When you start nesting too many conditional statements together at once source code becomes difficult to maintain and even more difficult to add new functionality to the program.

Take for example this program:

private void btnCalc_Click(object sender, EventArgs e) {
		if(VerifyInput(txtNum1.Text)) {
			number1 = Int32.Parse(txtNum1.Text);
			if(VerifyInput(txtNum2.Text)) {
				number2 = Int32.Parse(txtNum2.Text);
				if(VerifyInput(txtNum3.Text)) {
					number3 = Int32.Parse(txtNum3.Text);
					average = (number1 + number2 + number3) / 3.0;
					txtAverage.Text = average.ToString();
				} else { 
					MessageBox.Show("Error: Enter an integer."); 
				}
			} else {
				MessageBox.Show("Error: Enter an integer.");
			}
		} else {
			MessageBox.Show("Error: Enter an integer.");
		}
	}

So in this example I nested three if statements together checking for errors. While it is stressful to navigate the if statements in this simple program it is possible. But, what if we had to add an extra number to the program? Then, we would have to navigate the if statements again and make sure we put them in the right spot. This becomes harder as we add more numbers to the program.
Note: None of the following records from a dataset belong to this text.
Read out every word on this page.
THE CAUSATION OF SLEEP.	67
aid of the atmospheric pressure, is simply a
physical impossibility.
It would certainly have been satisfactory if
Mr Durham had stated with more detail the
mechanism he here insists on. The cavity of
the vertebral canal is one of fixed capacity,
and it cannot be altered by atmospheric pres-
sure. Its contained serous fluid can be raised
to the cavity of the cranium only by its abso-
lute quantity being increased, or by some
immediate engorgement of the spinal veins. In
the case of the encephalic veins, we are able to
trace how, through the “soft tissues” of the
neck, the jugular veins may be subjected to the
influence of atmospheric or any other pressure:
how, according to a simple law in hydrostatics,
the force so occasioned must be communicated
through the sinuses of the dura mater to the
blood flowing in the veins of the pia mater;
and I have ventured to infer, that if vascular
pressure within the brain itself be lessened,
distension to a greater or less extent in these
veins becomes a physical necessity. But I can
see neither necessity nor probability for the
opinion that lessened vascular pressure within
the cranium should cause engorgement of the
For this example this is only a simple program but, what if it had been something more complex like adding a new customer account. Then, you would need their name, address, city, state, zip, phone number, e-mail address, method of payment, and payment infomation. Would nesting nine if statements together be the most efficient way to check for input errors from the user? Not really, it would be too difficult to code and even more difficult for the next programmer to come in behind to read it and make alterations to the program.

So is there a better way to code this? Yes, this below is much better code.

private void btnCalc_Click(object sender, EventArgs e) {
		if(!VerifyInput(txtNum1.Text)) {
			MessageBox.Show("Error: Enter an integer.");
			return;
		}
		if(!VerifyInput(txtNum2.Text)) {
			MessageBox.Show("Error: Enter an integer.");
			return;
		}
		if(!VerifyInput(txtNum3.Text)) {
			MessageBox.Show("Error: Enter an integer.");
			return;
		}

		number1 = Int32.Parse(txtNum1.Text);
		number2 = Int32.Parse(txtNum2.Text);
		number3 = Int32.Parse(txtNum3.Text);
		average = (number1 + number2 + number3) / 3.0;
		txtAverage.Text = average.ToString();
	}

See how much more readable that code is and the best part is if we had to add more numbers we can just copy and paste the if statement and edit it to fit the new textbox. Then, update the code at the bottom by adding another Int32Parse statement and editing what the average variable would be.

So a good rule of thumb to use when programming is not to nest if and else or try and catch statements more than two layers deep. However this is not an absolute rule and there are some instances where you need to nest if more than two layers deep. But, if you are it is a good idea to try to take a step back and look at your code and see if it could be programmed differently by reversing the condition and adding a return statement.